Ha. Well, today was awkward.

At least I’m consistent, right? I mean, not everyone can make good on that claim.

Arrived at work and wandered about, looking for things to do. Wound up doing something, but to be honest…I don’t even remember what it was. I think we printed some pages and looked at the itinerary for the VIP event so we could all find out where we were supposed to be and then realise we only understood half of what was written out for us.

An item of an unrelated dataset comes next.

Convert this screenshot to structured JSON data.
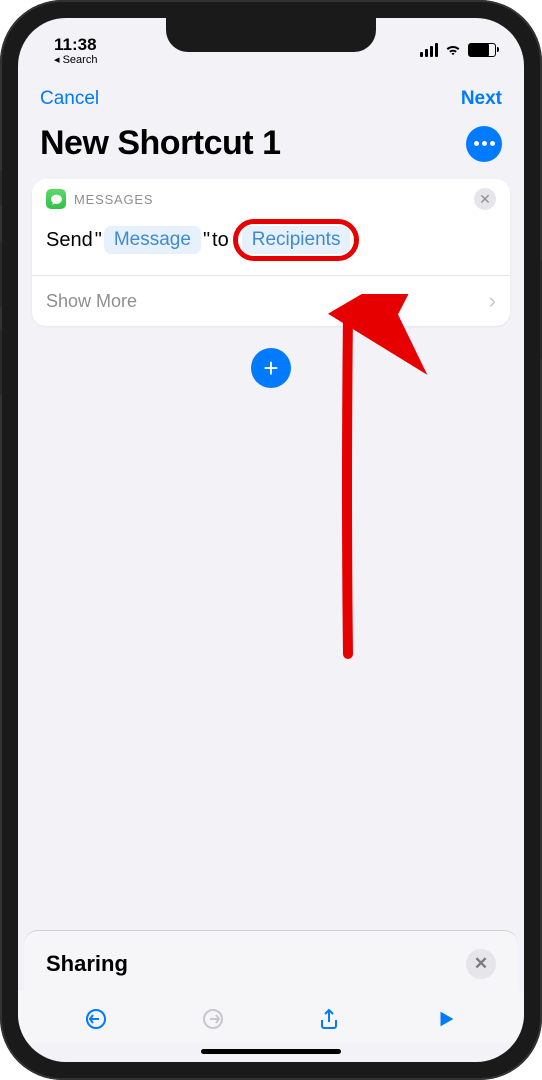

We drifted from office to office until about 215, when it was announced that if we didn’t eat then, we wouldn’t get another chance. I made it through half my sandwich when I was asked to print out tickets for the Friday/Saturday events…I was given 30 minutes to do this, and it took me an hour just to get Friday’s tickets out. Then I went to take over special VIP duty…which consisted of babysitting staff in a theatre so they would stay out of the view of our VIPs.

We talked comic book characters, which was tough for me since I never read any comics outside of Voltaire’s Deady the Terrible Teddy. My only other contributions were to admit that I despise Batman, and to shock the Loki fans and tell them he was a woman in some of the comics (as a non-fan, I really do have a hard time explaining why I know these things…especially when nobody in the conversation knew who Sleipnir was… *offended*).

Then Alyssa and I got called away to meet the CEO. Awkwardness ensued.

We weren’t quick enough to throw ourselves off the balcony into the mall, and I sort of wished I had been. See, the weather is awful and damp and hot, but whether it be hot or cold, the damp always seems to cause world-ending pain in my wrist. I considered gnawing my arm off last night, but settled for taking enough painkillers to fall asleep.

Today it wasn’t painful so much as an itching sensation on the inside of my skin, but I wore my wrist brace anyway. I like doing this because then everyone treats me like I’m really injured…they’re so much nicer than usual. I’ll take that any day. đŸ˜€
But then nobody wants to hear the boring explanation of what’s wrong with me, and somehow–through no fault of mine–it always turns into a story about me beating someone up. And the introduction to our CEO went something like: awkward introduction of Alyssa and I, remarks about the exciting new newness of everything, and then my senior manager was telling him I beat up one of the other managers.  x_x”

Alas…I know not why, but apparently the violence inherent in my person is such that it must be pointed out to everyone, whether I will it or no.

Really though. There is no saving yourself from that sort of remark.
I could have used an eight-legged getaway horse about then.